Personally my experience was the first few dozen times I used it I was amazed at the responses, I was on team superintelligence, anyone who is getting lackluster responses is just holding it wrong. But luck changes and over months of use I see now that on average the responses are just OK. But this is the case that leads to disappointment and bitter conspiracy (the superintelligence is being suppressed, give it back!)

Another population had rotten luck to begin with, and got dumb unhelpful response over and over. This population quickly determined that the AI was all hype and stopped exploring (you don't keep going back to the casino if you lose everything your first time...).

This divergence is destructive to the larger discourse, since we have fanboys flummoxed by naysayers and critics bamboozled by hype beasts.

Interestingly enough, I don't think this applies to the APIs as much.

What I've seen on indie hacker type website is that developers are fully on this train and not very critical of the outputs.

This is why you get very basic prompts sent by "wrapper apps", which might have given the developer a good result the only time it was tested before being put in production.

I think it might take a while before tools show up that can generate 100 test cases and test a given prompt with all 100 to report on the results... It seems to be a tough problem to crack.

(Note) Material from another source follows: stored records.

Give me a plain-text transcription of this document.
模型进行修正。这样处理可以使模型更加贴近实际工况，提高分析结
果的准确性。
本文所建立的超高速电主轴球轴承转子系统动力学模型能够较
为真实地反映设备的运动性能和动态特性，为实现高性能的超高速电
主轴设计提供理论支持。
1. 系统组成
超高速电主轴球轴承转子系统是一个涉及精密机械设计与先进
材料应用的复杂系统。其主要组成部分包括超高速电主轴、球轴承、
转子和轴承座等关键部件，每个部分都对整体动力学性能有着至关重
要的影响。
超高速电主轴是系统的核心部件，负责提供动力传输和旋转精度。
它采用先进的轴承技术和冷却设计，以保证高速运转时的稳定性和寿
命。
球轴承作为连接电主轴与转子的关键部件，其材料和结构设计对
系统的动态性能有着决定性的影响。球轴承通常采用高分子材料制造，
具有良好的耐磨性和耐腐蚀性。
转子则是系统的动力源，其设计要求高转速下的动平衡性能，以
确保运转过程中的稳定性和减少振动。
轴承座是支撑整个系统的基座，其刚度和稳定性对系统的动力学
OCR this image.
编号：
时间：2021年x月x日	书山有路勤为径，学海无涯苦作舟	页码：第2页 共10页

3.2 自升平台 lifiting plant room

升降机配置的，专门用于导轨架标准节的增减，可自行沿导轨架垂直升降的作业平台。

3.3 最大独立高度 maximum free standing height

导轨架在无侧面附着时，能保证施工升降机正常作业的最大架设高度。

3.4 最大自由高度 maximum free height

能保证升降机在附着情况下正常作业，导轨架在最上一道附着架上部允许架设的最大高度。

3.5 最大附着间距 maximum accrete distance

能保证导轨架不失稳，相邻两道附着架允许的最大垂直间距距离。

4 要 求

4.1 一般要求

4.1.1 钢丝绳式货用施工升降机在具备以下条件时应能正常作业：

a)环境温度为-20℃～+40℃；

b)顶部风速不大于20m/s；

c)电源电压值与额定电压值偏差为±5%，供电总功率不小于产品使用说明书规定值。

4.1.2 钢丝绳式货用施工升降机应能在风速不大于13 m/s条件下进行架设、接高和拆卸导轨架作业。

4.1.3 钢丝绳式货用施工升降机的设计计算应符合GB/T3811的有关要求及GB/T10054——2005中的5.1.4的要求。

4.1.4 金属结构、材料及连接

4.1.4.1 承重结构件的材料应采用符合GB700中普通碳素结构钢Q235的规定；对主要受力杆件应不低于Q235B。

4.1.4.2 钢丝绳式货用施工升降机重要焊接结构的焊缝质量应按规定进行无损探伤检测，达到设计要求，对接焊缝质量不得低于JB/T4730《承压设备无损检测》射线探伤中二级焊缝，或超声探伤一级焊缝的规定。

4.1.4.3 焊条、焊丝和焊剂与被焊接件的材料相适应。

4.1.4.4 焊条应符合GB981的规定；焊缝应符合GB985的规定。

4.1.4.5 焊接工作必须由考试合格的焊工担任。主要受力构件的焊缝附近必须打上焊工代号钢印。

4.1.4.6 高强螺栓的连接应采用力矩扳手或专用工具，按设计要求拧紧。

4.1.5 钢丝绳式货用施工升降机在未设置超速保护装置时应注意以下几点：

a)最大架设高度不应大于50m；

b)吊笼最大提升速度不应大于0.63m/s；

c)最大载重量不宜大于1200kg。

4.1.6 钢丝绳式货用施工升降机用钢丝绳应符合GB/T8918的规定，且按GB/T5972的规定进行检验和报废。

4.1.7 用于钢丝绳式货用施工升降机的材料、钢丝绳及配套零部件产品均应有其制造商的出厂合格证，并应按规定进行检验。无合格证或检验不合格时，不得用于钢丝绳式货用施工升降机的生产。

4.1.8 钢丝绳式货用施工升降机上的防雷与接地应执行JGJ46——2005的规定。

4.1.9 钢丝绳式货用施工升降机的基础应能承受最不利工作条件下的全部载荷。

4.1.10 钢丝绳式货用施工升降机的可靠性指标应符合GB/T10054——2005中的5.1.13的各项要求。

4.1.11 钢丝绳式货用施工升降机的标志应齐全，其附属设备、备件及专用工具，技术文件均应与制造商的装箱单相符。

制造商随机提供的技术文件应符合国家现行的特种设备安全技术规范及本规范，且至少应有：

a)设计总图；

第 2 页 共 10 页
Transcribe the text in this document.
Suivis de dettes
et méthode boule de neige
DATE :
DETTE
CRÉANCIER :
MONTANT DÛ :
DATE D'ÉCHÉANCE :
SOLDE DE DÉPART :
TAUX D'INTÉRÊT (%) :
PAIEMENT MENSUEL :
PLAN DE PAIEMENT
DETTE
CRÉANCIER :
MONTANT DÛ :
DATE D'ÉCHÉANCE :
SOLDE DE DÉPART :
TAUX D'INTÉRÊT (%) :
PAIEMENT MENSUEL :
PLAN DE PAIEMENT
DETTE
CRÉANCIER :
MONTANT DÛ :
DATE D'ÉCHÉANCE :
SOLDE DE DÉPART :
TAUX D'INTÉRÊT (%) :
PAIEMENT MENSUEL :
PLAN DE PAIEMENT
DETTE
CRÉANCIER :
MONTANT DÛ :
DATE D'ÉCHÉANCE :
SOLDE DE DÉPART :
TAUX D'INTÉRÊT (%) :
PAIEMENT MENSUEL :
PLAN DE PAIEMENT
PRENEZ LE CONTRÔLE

IMHO front-end chat end-users have many many more "at-bats" and get to see more model results than devs do, which make them more critical of those results.

GPT-4 has a capped number of responses, it also costs $20/month. If it's only marginally better than GPT-3.5, why would I pay for it?
That is entirely up to your discretion, if 3.5 fits your use case just use that
I’ve seen this stated a ton and it’s not really true. Once trained, the model (except for decoding) is deterministic, and you can enforce determinism fairly easily. ChatGPT is not deterministic at the chat window but that’s not inherent to the model.